Faith and Hope - Rom. 5:1-2, 1 Cor. 13:13, Gal. 5:5, Col. 1:5, 1 Thes. 5:8, Titus 2:13, Heb. 11:1, 1 Peter 1:3
What is Christianity without hope? What is it without a longing to see our Savior? Yet today’s Christians seem not only oblivious to this but even hostile to it. They do not seem in any hurry to meet Jesus and instead think they should work to build a kingdom on earth by their own efforts. They want to earn a place in the kingdom! They prefer to work for that which they could have had for free, because they have no faith or hope.
Love - John 3:16, Rom. 5:8, 1 Cor. 13, 1 John 4:7-11, 20
This is the litmus test of it all. How can anyone claiming reconciliation and adoption with God harbor bitterness and hatred toward others, especially fellow believers? Yet we see it all the time, and it seems to be worse the higher up one goes on the worldly chain of command the “churches” have always craved. Anger, rage, and bitterness (Col. 3:8) are not Christian virtues! And how can love wish to flatten the emotions of God and believers by attributing only love to God and forbidding righteous indignation in people? Those who demand only pleasant and conciliatory speech from other believers, who expect never to be offended, are in violation of 1 Cor. 13:5 which says that love is not quick to take offense and does not keep a record of hurts.
To love is to serve, as Jesus showed us. And there is no way to twist “lording over” others into a kind of service! Protecting, nurturing, lifting up-- those are attitudes all believers should have toward each other, and there is no authority attached to any of them.
New life - John 10:10, 14:6, Rom. 6:4, 14-23, Gal. 5:24
For having a new life, a lot of Christians sure seem determined to make it look like the old one, the “dead” one. We are in “jars of clay” of course, but they shouldn’t be so thick that no light can escape them and no “salt” can be shaken out of them. We want to look like the world with our sacred objects and buildings. We want nice stuff and fancy titles. We want grand projects that glorify only ourselves because they are the fruit of our own labor and not the working of the Spirit. God is glorified when things happen that clearly were not of our own power. But when we substitute faith and trust in the Spirit with plans and strategies learned from the world, all we get are institutions. Sure, some good comes from them, but that hardly amounts to an endorsement from God.

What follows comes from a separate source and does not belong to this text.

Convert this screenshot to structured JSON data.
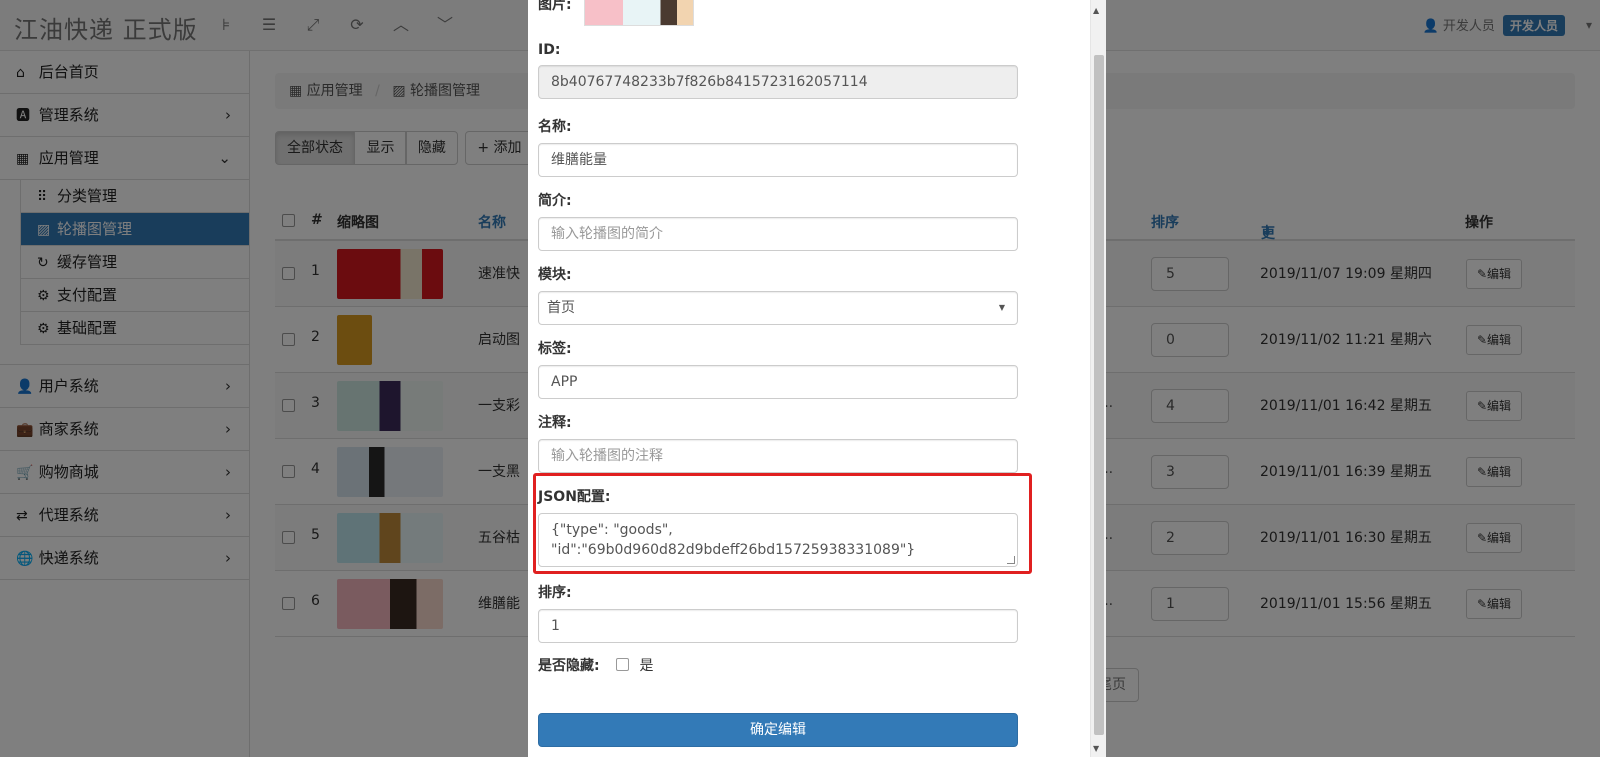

We need to keep focused on these basic principles, because everything else flows from them. They are the foundation, but even the most ornate building is worthless if the foundation is flawed. If we are hateful, easily offended, chained to traditions that the NT never endorsed, have worldly ambitions within the Body of Christ, or exhibit any other such behavior, we can be sure we have forgotten the first principles and have a very tenuous connection to the Vine. It’s about Jesus, not us, and whatever does not glorify Him is glorifying ourselves. We all need to keep looking in the mirror of scripture and measure our lives against this foundation.